From the outset Maurice had been absolutely certain of victory. For him the Emperor’s plan was clear: hurl four hundred thousand men at the Rhine, cross the river before the Prussians were ready, separate North Germany from South by a vigorous thrust, and thanks to some striking victory, immediately force Austria and Italy to side with France. Hadn’t there been a rumour, at one moment, that the 7th army corps, to which his regiment belonged,

was to embark at Brest and land in Denmark to stage a diversion and oblige Prussia to immobilize one of her armies? She would be surprised, overwhelmed on all fronts and crushed in a few weeks. A sheer walk-over, from Strasbourg to Berlin. But since the delay at Belfort he had been tormented by misgivings. The 7th army corps, whose role was to command the Black Forest gap, had reached there in a state of indescribable confusion, incomplete and short of everything. The third division had still not arrived from Italy, the second cavalry brigade was still in Lyons for fear of popular unrest, and three batteries had got lost somewhere or other. Then there was an extraordinary famine, the shops in Belfort which were supposed to supply everything were empty: no tents, no cooking utensils, no body belts, no medical equipment, no smithies, no hobbles for the horses. Not a single medical orderly or clerk. At the last moment they had realized that thirty thousand spare parts, indispensable for rifles, were missing, and an officer had had to be dispatched to Paris and he had brought back five thousand, which he had had a lot of trouble to get out of them. Besides, what upset Maurice was the inaction.
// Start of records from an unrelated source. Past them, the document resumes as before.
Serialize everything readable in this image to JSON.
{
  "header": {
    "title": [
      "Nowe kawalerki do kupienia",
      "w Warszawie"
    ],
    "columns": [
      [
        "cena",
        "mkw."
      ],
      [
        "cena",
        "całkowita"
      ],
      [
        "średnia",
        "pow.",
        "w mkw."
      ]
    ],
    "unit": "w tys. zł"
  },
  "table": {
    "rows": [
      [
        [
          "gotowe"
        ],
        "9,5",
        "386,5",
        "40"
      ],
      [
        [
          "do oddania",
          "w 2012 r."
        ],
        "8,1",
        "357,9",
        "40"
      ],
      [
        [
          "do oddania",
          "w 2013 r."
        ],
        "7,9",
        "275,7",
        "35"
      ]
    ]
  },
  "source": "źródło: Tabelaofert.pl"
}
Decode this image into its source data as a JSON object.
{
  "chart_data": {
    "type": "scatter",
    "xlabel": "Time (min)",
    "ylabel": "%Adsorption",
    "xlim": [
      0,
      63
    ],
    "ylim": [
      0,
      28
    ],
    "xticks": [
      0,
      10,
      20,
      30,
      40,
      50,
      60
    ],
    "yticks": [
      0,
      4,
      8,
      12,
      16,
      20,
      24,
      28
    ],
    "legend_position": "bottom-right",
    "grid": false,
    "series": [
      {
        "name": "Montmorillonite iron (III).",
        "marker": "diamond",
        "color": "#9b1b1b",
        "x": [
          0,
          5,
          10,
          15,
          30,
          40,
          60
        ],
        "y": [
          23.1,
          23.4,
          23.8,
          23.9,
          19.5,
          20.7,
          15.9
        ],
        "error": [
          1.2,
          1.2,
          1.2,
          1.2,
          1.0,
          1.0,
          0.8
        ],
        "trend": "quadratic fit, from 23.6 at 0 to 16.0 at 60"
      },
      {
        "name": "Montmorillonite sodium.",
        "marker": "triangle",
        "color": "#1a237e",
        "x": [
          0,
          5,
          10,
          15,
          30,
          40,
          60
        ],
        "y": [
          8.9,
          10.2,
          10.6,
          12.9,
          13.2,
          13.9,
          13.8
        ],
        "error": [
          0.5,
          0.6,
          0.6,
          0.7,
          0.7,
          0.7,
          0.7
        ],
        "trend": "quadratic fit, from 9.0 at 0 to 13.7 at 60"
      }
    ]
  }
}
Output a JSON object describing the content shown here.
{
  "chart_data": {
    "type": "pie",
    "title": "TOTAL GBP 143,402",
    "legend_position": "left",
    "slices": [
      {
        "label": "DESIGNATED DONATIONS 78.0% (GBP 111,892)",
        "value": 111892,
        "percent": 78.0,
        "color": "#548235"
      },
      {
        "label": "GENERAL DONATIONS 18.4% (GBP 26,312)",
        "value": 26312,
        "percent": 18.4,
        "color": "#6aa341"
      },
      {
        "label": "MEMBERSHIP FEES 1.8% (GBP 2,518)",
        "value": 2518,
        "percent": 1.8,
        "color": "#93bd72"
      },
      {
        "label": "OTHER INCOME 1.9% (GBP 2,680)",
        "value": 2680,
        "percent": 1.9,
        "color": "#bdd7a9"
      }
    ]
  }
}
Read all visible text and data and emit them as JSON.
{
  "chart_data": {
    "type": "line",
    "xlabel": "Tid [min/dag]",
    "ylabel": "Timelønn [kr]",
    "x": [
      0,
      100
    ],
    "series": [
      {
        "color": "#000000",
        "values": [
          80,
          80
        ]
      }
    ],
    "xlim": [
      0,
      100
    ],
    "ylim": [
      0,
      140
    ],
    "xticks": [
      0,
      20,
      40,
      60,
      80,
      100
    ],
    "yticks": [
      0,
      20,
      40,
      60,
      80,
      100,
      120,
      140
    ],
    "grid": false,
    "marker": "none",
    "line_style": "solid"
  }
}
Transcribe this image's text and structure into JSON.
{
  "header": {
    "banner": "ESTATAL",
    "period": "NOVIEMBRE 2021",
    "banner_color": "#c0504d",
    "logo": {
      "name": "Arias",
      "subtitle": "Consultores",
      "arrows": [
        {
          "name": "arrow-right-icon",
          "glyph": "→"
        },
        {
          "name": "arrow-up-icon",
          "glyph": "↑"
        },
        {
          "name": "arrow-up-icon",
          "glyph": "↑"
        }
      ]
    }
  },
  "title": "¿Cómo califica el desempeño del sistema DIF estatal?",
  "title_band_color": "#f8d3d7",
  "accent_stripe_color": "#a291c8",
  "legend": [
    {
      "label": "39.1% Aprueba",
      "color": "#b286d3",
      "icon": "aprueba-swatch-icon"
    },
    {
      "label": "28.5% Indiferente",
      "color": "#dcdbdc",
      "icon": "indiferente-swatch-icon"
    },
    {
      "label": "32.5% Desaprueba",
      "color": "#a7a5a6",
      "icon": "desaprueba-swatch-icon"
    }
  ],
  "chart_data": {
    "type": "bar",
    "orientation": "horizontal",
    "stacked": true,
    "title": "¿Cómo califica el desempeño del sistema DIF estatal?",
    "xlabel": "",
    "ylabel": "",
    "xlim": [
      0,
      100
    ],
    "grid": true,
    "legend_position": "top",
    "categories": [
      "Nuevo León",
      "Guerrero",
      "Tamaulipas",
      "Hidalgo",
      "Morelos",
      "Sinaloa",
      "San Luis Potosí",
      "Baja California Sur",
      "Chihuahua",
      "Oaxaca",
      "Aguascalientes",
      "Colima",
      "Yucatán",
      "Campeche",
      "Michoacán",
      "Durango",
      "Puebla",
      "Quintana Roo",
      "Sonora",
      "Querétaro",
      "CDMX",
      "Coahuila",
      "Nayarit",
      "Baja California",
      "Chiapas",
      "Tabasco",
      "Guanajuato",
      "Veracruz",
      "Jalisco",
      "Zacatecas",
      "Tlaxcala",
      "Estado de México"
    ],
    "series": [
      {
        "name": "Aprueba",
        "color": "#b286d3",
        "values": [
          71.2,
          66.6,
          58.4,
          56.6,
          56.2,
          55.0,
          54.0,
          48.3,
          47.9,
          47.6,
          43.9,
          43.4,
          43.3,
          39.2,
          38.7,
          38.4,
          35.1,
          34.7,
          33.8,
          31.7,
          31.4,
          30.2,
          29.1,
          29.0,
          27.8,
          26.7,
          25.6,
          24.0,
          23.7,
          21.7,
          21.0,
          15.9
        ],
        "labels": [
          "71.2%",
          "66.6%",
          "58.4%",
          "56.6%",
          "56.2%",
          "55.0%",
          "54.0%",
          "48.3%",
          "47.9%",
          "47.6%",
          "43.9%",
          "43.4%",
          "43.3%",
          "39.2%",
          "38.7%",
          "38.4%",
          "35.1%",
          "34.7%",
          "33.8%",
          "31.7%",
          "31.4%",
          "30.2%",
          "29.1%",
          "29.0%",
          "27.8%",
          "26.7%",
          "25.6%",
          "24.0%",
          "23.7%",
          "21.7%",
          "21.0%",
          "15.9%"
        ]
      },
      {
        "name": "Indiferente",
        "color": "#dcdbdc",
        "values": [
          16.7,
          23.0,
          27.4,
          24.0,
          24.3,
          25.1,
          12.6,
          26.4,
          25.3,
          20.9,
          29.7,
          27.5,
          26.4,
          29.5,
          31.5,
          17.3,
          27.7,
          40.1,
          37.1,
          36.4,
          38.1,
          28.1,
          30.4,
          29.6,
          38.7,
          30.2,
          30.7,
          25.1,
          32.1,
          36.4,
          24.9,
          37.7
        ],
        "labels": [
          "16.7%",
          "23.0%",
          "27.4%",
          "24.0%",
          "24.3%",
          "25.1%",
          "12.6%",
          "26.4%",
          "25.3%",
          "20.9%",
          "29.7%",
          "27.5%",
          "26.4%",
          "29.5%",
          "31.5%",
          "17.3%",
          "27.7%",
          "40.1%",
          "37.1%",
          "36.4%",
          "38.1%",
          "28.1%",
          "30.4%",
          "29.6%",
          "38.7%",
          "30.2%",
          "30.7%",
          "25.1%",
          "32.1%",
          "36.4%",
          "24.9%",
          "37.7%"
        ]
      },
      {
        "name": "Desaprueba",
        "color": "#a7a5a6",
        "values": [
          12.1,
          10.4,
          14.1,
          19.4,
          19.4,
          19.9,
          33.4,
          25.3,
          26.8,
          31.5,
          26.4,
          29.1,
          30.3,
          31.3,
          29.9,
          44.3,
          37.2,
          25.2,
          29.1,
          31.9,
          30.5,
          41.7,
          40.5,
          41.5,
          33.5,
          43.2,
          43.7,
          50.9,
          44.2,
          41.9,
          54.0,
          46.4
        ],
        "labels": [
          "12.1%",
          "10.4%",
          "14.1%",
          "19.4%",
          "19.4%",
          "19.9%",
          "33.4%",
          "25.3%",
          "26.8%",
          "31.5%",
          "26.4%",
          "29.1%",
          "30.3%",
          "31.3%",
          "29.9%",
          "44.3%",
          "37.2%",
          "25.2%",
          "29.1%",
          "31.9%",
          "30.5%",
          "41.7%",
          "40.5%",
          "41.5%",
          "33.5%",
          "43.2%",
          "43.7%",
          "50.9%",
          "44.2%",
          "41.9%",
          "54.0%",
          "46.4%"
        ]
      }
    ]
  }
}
They had been there for two weeks and why weren’t they advancing? He felt that each day’s

delay was an irreparable miscalculation, one more chance of victory lost. Confronting the dream-plan there rose up the reality of its execution, that he was to know later but then only felt in an anguished, obscure way: the seven army corps strung out thinly along the frontier from Metz to Bitche and from Bitche to Belfort, everywhere the fighting force below strength, and the four hundred thousand men amounted to two hundred and thirty thousand at the most; generals were jealous of each other, each determined to get the field-marshal’s baton for himself and not to help his neighbour; the most appalling lack of foresight, the mobilization and concentration of troops done simultaneously in order to gain time and leading to an inextricable muddle; in fact a slow paralysis, starting at the top from the Emperor, a sick man incapable of any quick decision, which was beginning to creep through the entire army and disorganize it, reduce it to nothing and hurl it into the worst disasters, unable to defend itself. Nevertheless, over and above the vague unease of the waiting, and in the instinctive shrinking from what was to come, the certainty of victory remained.

Suddenly on 3 August the news of the previous day’s victory at Saarbrücken had burst upon them. A great victory – well perhaps.